- Directed by: Dana Gonzales
- Written by: Boon Collins
- Produced by: Dana Gonzales Boon Collins Randolf Turrow David Tanner
- Starring: Amber Midthunder Aramis Knight Patricia de Leon Sal Lopez Billy Zane
- Distributed by: Lionsgate
- Release date: April 25, 2023;
- Running time: 98 minutes
- Country: United States
- Language: English

= Centurion: The Dancing Stallion =

Centurion: The Dancing Stallion is a 2023 American drama film written by Boon Collins, directed by Dana Gonzales and starring Amber Midthunder, Aramis Knight, Patricia de Leon, Sal Lopez and Billy Zane, who served as co-executive producer. Rob Schneider served as an executive producer of the film.

==Cast==
- Aramis Knight as Danny Sanchez
- Amber Midthunder as Ellissia Hall
- Patricia de Leon as Isabella Hall
- Adam Irigoyen as Francisco
- Billy Zane as Jeffrey Hall
- Sal Lopez as Jorge Rodriguez
- Michael Cimino as Miguel

==Production==
In May 2019, it was announced that Midthunder was cast as the lead.

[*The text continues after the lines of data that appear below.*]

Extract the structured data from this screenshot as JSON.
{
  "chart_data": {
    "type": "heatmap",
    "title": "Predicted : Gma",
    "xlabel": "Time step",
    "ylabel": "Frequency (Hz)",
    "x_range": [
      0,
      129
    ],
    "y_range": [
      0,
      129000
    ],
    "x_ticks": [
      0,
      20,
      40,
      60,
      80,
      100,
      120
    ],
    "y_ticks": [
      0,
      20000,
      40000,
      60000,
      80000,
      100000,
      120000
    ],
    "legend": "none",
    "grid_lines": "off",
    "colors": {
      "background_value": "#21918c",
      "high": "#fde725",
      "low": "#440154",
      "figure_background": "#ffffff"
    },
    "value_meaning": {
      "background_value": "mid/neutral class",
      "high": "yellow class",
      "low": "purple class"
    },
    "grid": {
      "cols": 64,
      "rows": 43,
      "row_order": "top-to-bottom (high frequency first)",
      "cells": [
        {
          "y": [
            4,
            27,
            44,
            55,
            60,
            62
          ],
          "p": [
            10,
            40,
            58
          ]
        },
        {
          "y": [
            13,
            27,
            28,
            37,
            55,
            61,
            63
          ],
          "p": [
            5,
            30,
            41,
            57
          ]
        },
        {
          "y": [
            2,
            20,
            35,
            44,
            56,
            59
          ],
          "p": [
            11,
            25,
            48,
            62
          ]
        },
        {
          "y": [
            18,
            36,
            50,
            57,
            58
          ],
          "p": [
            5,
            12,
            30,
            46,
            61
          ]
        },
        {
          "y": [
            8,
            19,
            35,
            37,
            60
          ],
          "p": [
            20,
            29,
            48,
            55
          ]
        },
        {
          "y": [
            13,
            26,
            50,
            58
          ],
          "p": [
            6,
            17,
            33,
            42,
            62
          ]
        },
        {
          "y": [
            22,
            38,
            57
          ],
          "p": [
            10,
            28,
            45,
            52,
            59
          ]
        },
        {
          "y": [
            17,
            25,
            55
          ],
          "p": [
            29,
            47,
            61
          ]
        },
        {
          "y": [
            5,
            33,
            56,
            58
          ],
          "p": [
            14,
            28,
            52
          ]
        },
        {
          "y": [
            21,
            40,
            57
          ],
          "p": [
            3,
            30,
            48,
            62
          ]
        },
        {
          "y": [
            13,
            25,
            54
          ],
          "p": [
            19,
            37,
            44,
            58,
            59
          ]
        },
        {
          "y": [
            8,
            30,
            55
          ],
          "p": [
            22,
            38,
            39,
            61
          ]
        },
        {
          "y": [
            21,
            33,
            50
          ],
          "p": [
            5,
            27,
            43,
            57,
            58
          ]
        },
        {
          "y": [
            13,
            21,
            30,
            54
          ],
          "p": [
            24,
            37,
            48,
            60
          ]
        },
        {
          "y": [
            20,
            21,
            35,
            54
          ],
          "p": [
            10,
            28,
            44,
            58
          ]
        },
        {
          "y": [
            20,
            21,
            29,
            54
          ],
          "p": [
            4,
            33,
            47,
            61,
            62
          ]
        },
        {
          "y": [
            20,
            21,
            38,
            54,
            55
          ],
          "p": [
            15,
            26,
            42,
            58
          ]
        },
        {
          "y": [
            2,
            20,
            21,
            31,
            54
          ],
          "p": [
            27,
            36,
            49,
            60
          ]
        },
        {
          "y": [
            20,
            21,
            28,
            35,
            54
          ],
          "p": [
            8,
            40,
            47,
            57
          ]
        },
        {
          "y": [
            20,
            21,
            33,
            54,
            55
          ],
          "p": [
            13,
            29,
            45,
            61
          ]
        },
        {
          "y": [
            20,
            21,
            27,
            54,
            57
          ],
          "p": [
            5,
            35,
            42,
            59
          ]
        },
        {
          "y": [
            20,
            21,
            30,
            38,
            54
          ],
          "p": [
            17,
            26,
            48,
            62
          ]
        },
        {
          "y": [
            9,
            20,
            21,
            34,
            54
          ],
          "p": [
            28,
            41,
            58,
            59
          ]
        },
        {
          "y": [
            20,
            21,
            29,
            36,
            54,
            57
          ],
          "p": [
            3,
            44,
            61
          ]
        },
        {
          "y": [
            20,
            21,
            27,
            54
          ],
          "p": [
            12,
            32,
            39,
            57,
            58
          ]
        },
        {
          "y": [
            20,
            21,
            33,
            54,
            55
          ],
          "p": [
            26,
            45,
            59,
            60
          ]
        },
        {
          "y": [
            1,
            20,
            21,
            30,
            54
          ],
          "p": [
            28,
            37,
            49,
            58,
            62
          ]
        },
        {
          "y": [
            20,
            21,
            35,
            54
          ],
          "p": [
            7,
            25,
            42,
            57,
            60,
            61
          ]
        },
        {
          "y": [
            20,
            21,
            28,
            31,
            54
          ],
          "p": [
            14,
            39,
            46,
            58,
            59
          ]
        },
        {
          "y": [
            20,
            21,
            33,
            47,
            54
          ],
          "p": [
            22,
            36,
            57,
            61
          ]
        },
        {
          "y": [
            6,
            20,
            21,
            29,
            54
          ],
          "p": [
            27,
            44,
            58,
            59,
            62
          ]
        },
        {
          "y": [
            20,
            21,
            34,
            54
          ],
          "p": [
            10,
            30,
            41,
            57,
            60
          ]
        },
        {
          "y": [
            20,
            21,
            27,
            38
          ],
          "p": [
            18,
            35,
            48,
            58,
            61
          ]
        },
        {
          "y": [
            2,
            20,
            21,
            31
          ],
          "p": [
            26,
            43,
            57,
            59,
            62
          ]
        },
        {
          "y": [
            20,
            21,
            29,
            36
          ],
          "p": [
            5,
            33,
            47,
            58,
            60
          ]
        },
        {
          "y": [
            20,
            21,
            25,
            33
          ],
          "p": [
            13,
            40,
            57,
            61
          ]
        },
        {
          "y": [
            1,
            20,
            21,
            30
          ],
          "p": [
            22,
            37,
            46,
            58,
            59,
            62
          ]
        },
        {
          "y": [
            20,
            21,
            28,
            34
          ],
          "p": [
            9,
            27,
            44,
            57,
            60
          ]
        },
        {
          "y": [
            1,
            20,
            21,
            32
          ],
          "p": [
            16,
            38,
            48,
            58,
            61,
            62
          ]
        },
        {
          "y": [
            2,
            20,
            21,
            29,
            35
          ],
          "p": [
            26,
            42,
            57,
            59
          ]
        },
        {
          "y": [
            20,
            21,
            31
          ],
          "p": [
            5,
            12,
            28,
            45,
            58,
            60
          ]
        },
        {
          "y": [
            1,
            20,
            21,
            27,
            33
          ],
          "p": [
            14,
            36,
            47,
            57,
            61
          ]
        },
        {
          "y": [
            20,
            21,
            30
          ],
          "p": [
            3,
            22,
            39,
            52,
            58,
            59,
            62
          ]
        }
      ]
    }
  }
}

In June 2019, it was announced that De Leon was cast in the film.

==Release==
The film was released on demand and digital on April 25, 2023.

==Reception==
Jennifer Borget of Common Sense Media awarded the film four stars out of five.

Natalia Winkelman of The New York Times gave the film a negative review: "...any challenging questions are pushed aside in favor of third-act mechanics."